4Security issues addressed by this specification
4.1Operational issues affecting choice of security options
For applications using GooSE and IEC 61850-9-2 and requiring 4 ms response times,multicast configurations and low CPU overhead, encryption is not recommended. Instead, thecommunication path selection process (e.g. the fact that GooSE and SMV are supposed tobe restricted to a logical substation LAN) shall be used to provide confidentiality forinformation exchanges.However,this specification does define a mechanism for allowingconfidentiality for applications where the 4 ms delivery criterion is not a concern.

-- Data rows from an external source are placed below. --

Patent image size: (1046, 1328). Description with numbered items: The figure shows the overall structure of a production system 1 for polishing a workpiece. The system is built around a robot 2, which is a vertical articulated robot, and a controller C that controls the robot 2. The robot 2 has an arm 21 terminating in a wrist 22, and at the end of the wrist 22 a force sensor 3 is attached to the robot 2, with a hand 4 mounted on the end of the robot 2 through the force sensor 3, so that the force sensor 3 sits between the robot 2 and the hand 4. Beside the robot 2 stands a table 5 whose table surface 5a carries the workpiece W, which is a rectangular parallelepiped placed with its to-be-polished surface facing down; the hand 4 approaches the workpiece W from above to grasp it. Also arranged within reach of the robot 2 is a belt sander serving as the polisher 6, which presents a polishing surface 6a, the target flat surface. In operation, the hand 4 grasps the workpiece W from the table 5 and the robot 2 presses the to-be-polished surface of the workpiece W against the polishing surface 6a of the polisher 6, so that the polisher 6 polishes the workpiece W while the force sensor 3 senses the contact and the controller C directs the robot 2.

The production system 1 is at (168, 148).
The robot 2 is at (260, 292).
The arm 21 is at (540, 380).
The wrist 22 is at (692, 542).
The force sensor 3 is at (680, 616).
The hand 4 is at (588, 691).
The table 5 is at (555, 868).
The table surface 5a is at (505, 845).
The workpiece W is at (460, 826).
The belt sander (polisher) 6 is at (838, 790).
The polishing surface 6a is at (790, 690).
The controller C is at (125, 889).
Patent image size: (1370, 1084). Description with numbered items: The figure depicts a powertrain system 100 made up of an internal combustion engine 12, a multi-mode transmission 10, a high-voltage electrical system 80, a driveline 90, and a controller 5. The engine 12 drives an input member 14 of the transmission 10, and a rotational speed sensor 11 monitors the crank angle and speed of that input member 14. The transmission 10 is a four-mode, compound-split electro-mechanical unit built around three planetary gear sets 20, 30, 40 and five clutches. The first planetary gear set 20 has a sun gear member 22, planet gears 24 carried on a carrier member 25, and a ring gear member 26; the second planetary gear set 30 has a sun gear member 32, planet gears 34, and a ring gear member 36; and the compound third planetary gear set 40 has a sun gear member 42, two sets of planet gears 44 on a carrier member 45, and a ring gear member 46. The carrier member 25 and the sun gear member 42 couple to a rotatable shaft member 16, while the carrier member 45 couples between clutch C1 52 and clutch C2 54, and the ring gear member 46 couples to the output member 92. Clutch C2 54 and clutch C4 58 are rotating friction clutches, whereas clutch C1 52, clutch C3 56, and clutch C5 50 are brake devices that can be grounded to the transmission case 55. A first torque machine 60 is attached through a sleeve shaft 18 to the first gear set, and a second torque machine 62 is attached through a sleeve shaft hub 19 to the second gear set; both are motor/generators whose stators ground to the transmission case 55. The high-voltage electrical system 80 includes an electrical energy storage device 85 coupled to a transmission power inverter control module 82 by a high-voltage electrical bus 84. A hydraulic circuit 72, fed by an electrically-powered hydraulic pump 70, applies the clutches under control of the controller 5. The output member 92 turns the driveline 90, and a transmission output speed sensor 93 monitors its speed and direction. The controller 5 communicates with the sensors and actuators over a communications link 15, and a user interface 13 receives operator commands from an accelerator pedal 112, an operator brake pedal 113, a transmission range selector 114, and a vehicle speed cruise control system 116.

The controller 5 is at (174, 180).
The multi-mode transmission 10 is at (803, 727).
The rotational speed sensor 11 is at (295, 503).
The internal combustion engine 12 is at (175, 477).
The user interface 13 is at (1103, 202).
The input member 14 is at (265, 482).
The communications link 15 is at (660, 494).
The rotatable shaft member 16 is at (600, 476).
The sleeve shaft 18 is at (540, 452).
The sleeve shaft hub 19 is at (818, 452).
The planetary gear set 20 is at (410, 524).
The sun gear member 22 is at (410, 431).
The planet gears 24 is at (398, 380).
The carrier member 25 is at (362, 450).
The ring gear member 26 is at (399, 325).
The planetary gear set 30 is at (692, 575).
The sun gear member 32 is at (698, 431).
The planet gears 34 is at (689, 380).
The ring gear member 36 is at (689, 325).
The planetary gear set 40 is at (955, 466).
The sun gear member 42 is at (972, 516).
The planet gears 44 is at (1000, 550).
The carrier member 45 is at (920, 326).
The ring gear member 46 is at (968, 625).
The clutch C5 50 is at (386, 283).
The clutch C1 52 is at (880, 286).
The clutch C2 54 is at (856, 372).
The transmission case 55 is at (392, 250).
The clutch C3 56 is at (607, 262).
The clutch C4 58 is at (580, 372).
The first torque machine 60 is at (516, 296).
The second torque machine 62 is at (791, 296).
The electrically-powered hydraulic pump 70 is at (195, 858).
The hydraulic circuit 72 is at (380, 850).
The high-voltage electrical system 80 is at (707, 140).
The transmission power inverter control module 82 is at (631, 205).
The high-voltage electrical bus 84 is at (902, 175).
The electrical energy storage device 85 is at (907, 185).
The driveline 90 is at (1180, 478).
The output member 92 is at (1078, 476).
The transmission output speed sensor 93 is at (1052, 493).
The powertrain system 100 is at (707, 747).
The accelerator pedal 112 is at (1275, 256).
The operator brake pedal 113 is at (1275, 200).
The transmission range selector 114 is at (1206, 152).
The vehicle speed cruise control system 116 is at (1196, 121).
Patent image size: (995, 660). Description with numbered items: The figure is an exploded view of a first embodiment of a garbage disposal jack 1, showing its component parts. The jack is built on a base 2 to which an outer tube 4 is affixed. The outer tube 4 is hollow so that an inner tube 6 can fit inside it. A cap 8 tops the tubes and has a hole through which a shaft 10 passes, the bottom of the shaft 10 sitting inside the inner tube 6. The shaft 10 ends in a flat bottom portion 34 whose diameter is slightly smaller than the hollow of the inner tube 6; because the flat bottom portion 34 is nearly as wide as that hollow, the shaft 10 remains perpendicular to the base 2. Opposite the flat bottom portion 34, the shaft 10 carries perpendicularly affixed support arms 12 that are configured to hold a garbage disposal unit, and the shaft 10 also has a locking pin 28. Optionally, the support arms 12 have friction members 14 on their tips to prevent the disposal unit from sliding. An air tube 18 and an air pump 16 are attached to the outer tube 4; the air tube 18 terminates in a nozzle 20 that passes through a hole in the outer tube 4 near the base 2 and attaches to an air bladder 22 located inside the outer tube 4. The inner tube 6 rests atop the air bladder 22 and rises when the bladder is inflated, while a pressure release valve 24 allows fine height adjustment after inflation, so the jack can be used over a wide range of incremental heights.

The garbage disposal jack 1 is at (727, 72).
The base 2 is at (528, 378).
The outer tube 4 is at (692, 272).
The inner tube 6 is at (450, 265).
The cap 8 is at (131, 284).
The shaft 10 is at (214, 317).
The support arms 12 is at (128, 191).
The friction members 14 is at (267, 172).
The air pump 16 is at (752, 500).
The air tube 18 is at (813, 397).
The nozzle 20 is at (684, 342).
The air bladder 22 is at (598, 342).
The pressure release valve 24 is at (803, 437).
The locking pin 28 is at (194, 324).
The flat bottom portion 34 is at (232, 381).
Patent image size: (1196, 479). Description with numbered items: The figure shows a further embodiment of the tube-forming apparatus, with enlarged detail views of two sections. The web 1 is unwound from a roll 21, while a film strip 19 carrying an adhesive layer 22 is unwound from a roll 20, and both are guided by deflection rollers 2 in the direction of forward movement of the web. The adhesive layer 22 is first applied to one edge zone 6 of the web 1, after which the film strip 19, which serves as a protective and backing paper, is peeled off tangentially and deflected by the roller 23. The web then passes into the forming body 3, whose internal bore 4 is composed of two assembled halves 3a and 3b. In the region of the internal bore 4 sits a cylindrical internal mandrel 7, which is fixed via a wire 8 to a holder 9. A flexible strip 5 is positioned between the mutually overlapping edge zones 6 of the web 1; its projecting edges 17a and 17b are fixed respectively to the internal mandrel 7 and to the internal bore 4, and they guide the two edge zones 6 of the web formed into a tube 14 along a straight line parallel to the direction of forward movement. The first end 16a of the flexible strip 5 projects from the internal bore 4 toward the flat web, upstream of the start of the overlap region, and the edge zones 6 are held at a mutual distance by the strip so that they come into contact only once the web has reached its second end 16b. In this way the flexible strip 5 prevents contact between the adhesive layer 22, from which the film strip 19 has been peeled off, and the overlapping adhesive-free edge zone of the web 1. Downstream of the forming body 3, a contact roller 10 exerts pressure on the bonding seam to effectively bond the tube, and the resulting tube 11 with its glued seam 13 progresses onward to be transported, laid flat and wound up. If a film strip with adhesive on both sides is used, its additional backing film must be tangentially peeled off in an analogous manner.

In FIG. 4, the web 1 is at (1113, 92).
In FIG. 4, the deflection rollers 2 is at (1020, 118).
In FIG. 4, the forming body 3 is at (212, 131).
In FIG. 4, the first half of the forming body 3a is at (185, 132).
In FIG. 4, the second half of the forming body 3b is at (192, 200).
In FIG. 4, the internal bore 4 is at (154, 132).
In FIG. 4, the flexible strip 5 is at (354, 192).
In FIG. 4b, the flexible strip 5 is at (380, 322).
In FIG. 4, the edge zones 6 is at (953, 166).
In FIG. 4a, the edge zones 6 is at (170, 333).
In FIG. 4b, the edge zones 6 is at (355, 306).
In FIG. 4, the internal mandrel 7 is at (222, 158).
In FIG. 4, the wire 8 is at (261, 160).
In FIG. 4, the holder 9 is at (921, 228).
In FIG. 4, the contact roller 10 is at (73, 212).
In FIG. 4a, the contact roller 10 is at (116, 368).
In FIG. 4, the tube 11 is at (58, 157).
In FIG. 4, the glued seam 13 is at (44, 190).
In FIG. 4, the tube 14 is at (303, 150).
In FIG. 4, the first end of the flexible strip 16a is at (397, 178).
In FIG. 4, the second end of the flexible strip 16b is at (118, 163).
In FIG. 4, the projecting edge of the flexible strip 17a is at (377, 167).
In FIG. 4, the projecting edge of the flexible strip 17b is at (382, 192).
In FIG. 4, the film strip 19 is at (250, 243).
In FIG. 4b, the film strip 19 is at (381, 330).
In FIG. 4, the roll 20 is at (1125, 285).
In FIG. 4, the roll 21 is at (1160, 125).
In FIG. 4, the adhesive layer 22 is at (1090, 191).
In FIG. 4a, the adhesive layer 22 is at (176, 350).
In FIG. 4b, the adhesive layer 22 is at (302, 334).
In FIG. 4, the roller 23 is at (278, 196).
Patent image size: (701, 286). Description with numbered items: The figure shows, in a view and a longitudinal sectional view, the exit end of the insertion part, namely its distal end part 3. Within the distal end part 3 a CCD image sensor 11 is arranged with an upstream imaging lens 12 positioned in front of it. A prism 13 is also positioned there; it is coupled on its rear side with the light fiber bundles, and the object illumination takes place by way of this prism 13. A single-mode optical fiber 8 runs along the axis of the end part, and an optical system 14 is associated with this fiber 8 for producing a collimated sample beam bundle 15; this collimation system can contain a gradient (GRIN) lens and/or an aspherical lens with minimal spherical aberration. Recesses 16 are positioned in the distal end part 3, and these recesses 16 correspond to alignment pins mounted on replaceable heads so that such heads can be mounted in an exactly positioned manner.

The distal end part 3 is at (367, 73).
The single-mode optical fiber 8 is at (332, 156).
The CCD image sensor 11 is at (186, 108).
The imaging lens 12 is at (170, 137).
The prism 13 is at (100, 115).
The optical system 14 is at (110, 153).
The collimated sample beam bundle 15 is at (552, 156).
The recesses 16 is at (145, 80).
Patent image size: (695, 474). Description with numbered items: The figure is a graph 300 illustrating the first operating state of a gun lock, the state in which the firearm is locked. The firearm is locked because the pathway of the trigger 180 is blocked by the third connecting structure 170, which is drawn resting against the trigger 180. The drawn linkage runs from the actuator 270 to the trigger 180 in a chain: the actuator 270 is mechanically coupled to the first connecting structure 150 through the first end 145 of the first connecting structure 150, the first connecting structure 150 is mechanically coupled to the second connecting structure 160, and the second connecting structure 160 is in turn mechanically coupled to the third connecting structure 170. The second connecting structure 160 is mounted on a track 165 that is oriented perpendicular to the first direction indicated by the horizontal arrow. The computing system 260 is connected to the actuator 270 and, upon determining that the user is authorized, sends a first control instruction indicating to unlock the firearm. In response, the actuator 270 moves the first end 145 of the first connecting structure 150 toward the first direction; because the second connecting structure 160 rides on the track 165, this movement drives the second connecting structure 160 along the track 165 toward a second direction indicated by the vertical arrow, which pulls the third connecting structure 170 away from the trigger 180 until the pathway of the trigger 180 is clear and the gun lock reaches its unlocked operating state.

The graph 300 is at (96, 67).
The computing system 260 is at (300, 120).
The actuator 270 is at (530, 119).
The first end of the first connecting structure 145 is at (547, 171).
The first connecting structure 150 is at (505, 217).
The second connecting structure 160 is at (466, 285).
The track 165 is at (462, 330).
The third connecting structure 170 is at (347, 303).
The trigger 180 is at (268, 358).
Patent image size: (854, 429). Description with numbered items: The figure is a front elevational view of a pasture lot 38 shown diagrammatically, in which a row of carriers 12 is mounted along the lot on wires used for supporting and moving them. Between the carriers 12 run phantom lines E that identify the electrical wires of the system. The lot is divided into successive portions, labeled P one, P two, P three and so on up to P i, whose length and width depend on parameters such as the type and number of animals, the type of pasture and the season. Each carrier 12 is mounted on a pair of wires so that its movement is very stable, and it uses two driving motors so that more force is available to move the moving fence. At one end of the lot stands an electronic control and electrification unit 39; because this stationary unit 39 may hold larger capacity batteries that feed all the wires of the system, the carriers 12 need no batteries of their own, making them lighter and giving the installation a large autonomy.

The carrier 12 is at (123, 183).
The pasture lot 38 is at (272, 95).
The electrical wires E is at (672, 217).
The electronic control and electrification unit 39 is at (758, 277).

With the exception of confidentiality, this specification sets forth a mechanism that allows co-existence of secure and non-secure PDUs.
4.2security threats countered
See lEC 62351-1 for a discussion of security threats and attack methods.
lf encryption is not employed, then the specific threats countered in this part include:
unauthorized modification of information through message level authentication of themessages.
lf encryption is employed, then the specific threats countered in this part include:
unauthorized access to information through message level authentication andencryption of the messages;
unauthorized modification (tampering) or theft of information through message levelauthentication and encryption of the messages.
4.3Attack methods countered
The following security attack methods are intended to be countered through the appropriateimplementation of the specification/recommendations found within this document:
man-in-the-middle: this threat will be countered through the use of a MessageAuthentication Code mechanism specified within this document;
tamper detection/message integrity: These threats will be countered through thealgorithm used to create the authentication mechanism as specified within thisdocument;
replay: this threat will be countered through the use of specialized processing statemachines specified within lEC 62351-4 and this document.
5 correlation of lEC 61850 parts and lEC 62351 parts
5.1 IEC 61850 security for profiles using lso 9506 (MMS)5.1.1General
IEC 61850 implementations claiming conformance to this specification and declaring supportfor the lEC 61850-8-1 profile utilizing TCP/IP and lSO 9506(MMS) shall implement Clauses 5and 6 of lEC 62351-4.In addition to the lEC 62351-4 specification, extensions to lEC 61850-6(the Substation Configuration Language) shall be supported as prescribed in 7.2.3.IEC TS 62351-6 pdf download.